Bridging IoT Acquisition and the Data Model#

The IoT layer processes raw arrays and telemetry with numpy only and stays independent of the heavier science API, which keeps import pycsamt.iot cheap on a field gateway. The pycsamt.iot.bridge module is the one place the two worlds meet. Every science-API import (seg, site) is lazy, so pulling in the bridge does not force the geospatial stack on a node that only needs telemetry.

The bridge works in both directions.

Forward: acquisition to the data model#

The edge already forms per-window impedance estimates (see assess_impedance_stability()). impedance_to_z() turns them into a pycsamt.z.z.Z – the impedance-tensor container the processing and inversion flow consumes – deriving an absolute error from the spread across windows:

import numpy as np
from pycsamt.iot import impedance_to_z, z_to_edi

freq = np.logspace(4, 0, 12)
z_windows = ...            # shape (n_windows, n_freq) complex, from the edge
z = impedance_to_z(z_windows, freq, station="S01", method="amt")

z_to_edi() (and the in-memory build_edifile()) writes a preliminary EDI from that tensor, so a field node can emit an .edi on site:

path = z_to_edi(z, station="S01", lat=6.5, lon=3.4, elevation=120.0,
                savepath="edi_out", method="amt")

For a whole session, to_edifiles() builds one EDI per station, enriched with the station geometry the session recorded, and to_sites_collection() returns a pycsamt.site.base.Sites collection ready to feed straight to pycsamt.pipeline.Pipeline.run():

sites = session.to_sites_collection({"S01": z1, "S02": z2})
# sites can now be handed to pycsamt.pipeline.Pipeline.run(sites)

When the optional geospatial stack is available, z_to_site() returns a single EDI-backed pycsamt.site.base.Site.
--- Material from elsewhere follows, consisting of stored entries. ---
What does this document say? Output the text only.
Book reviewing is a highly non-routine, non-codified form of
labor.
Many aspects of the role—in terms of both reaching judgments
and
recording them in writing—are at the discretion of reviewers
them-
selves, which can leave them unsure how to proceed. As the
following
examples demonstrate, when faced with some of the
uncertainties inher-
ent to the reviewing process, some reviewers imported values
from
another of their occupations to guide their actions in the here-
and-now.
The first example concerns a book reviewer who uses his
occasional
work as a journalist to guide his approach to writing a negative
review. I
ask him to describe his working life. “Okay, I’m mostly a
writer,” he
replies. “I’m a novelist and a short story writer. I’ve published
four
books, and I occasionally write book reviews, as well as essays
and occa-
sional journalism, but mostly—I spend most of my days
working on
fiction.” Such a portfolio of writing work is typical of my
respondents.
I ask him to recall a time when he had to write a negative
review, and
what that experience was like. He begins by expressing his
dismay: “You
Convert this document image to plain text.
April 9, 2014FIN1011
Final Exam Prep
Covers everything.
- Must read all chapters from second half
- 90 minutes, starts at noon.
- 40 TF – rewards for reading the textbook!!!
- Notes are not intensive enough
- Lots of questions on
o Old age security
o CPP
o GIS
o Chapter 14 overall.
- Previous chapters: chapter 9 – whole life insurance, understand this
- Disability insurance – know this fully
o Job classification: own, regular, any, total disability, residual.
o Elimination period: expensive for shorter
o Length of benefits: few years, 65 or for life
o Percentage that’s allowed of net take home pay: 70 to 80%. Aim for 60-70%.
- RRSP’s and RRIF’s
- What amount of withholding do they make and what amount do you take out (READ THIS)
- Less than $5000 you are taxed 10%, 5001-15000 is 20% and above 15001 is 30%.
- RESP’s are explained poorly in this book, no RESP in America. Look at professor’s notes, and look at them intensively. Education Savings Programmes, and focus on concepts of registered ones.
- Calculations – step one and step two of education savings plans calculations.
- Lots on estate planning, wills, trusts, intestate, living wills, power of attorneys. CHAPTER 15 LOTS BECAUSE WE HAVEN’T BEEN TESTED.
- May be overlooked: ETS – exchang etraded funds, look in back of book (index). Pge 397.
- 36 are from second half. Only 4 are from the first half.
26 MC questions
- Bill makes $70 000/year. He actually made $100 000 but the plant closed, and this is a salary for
Consistent QC via emtools#

Field-side edge QC and downstream processing QC should not be two independent notions of a “good” station. emtools_qc() routes the sites the IoT layer produced through the same pycsamt.emtools coherence/skew/SNR quality control the processing flow uses:

from pycsamt.iot import emtools_qc

table = emtools_qc(session, {"S01": z1, "S02": z2})       # full QC table
flags = emtools_qc(session, {"S01": z1}, flags=True)      # pass/flag verdicts

It also accepts an already-built Sites collection or any EDI source, so the same QC can be re-run on an archived survey.

Note

For a raw time series rather than pre-computed impedance, use pycsamt.ts.ts_to_z() / pycsamt.ts.ts_to_edi(), which run the spectral estimation for you. The bridge starts one step later, from the impedance the edge has already estimated.

Reverse: seeding a re-occupation from an EDI survey#

The bridge also reads an existing survey to plan a follow-up campaign. field_session_from_edis() returns a FieldSession with every station’s recorded geometry and channels, plus a sensor node per station, ready to re-occupy:

from pycsamt.iot import field_session_from_edis, edi_survey_table

session = field_session_from_edis("survey_2024/", survey_id="REOCCUPY",
                                  method="amt")
session.n_stations, session.n_devices

edi_survey_table("survey_2024/")   # station geometry + frequency coverage

deployment_from_edis() is a lighter counterpart that returns just a DeploymentConfig inventory, and read_edi_survey() yields the raw per-station summary records.

Sources may be a directory of .edi files, a glob pattern, a single file or EDIFile, or any iterable mixing these.